Examples





Examples

Figure: Using a default initial value or ?: to reduce mixing data flow with control flow.

// Not recommended: Doesn't initialize variable
int speedupFactor;
if( condition )
  speedupFactor = 2;
else
  speedupFactor = -1;

// Better: Initializes variable
int speedupFactor = -1;
if( condition )
  speedupFactor = 2;
// Better: Initializes variable
int speedupFactor = condition ? 2 : -1;

The better alternatives nicely leave no gap between definition and initialization.

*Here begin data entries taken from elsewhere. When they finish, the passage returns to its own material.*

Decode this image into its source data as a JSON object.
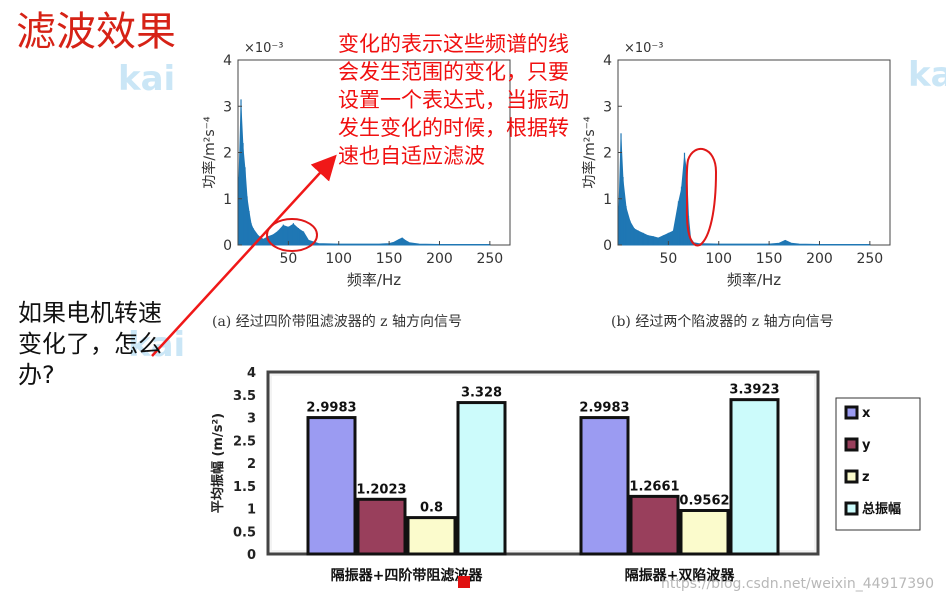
{
  "slide": {
    "title": "滤波效果",
    "callout": "变化的表示这些频谱的线会发生范围的变化，只要设置一个表达式，当振动发生变化的时候，根据转速也自适应滤波",
    "question": "如果电机转速变化了，怎么办?",
    "watermark": "https://blog.csdn.net/weixin_44917390",
    "logo_text": "kai"
  },
  "chart_data": [
    {
      "type": "area",
      "caption": "(a) 经过四阶带阻滤波器的 z 轴方向信号",
      "xlabel": "频率/Hz",
      "ylabel": "功率/m²s⁻⁴",
      "multiplier": "×10⁻³",
      "xticks": [
        50,
        100,
        150,
        200,
        250
      ],
      "yticks": [
        0,
        1,
        2,
        3,
        4
      ],
      "xlim": [
        0,
        270
      ],
      "ylim": [
        0,
        4
      ],
      "color": "#1f77b4",
      "x": [
        1,
        3,
        5,
        7,
        9,
        11,
        13,
        15,
        20,
        25,
        30,
        35,
        40,
        45,
        50,
        55,
        60,
        65,
        70,
        80,
        100,
        120,
        140,
        150,
        155,
        160,
        163,
        166,
        170,
        180,
        200,
        220,
        250
      ],
      "y": [
        1.4,
        3.0,
        2.1,
        1.6,
        1.0,
        0.7,
        0.45,
        0.35,
        0.2,
        0.12,
        0.18,
        0.22,
        0.3,
        0.42,
        0.38,
        0.45,
        0.35,
        0.28,
        0.1,
        0.03,
        0.02,
        0.02,
        0.02,
        0.03,
        0.06,
        0.12,
        0.15,
        0.1,
        0.05,
        0.02,
        0.01,
        0.01,
        0.01
      ]
    },
    {
      "type": "area",
      "caption": "(b) 经过两个陷波器的 z 轴方向信号",
      "xlabel": "频率/Hz",
      "ylabel": "功率/m²s⁻⁴",
      "multiplier": "×10⁻³",
      "xticks": [
        50,
        100,
        150,
        200,
        250
      ],
      "yticks": [
        0,
        1,
        2,
        3,
        4
      ],
      "xlim": [
        0,
        270
      ],
      "ylim": [
        0,
        4
      ],
      "color": "#1f77b4",
      "x": [
        1,
        3,
        5,
        8,
        12,
        16,
        20,
        25,
        30,
        35,
        40,
        45,
        50,
        55,
        60,
        63,
        66,
        68,
        70,
        72,
        75,
        80,
        100,
        150,
        160,
        166,
        172,
        180,
        200,
        250
      ],
      "y": [
        0.8,
        2.3,
        1.4,
        0.8,
        0.5,
        0.35,
        0.3,
        0.25,
        0.2,
        0.18,
        0.15,
        0.2,
        0.25,
        0.3,
        0.9,
        1.2,
        1.9,
        1.6,
        0.6,
        0.15,
        0.05,
        0.03,
        0.02,
        0.02,
        0.04,
        0.1,
        0.04,
        0.02,
        0.01,
        0.01
      ]
    },
    {
      "type": "bar",
      "ylabel": "平均振幅 (m/s²)",
      "ylim": [
        0,
        4
      ],
      "yticks": [
        0,
        0.5,
        1,
        1.5,
        2,
        2.5,
        3,
        3.5,
        4
      ],
      "ytick_labels": [
        "0",
        "0.5",
        "1",
        "1.5",
        "2",
        "2.5",
        "3",
        "3.5",
        "4"
      ],
      "categories": [
        "隔振器+四阶带阻滤波器",
        "隔振器+双陷波器"
      ],
      "series": [
        {
          "name": "x",
          "color": "#9b9bf2",
          "values": [
            2.9983,
            2.9983
          ],
          "labels": [
            "2.9983",
            "2.9983"
          ]
        },
        {
          "name": "y",
          "color": "#993f5c",
          "values": [
            1.2023,
            1.2661
          ],
          "labels": [
            "1.2023",
            "1.2661"
          ]
        },
        {
          "name": "z",
          "color": "#fbfbcc",
          "values": [
            0.8,
            0.9562
          ],
          "labels": [
            "0.8",
            "0.9562"
          ]
        },
        {
          "name": "总振幅",
          "color": "#ccfbfb",
          "values": [
            3.328,
            3.3923
          ],
          "labels": [
            "3.328",
            "3.3923"
          ]
        }
      ],
      "legend": "right"
    }
  ]
}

Figure: Replacing a complicated computational flow with a function. Sometimes a value is computed in a way that is best encapsulated in a function (see Item 11):

// Not recommended: Doesn't initialize variable
int speedupFactor;

if( condition ) {
  // … code …
  speedupFactor = someValue;
}else {
  // … code …
  speedupFactor = someOtherValue;
}

// Better: Initializes variable
int speedupFactor = ComputeSpeedupFactor();

Figure: Initializing arrays. For large aggregate types such as arrays, proper initialization does not always mean having to really touch all the data. For example, say you use an API that forces you to use fixed arrays of char of size MAX_PATH (but see Items 77 and 78). If you are sure the arrays are always treated as null-terminated C strings, this immediate assignment is good enough:

// Acceptable: Create an empty path
char path[MAX_PATH]; path[0] = '\0';

The following safer initialization fills all the characters in the array with zero:

// Better: Create a zero-filled path
char path[MAX_PATH] = {'\0' };

Both variants above are recommended, but in general you should prefer safety to unneeded efficiency.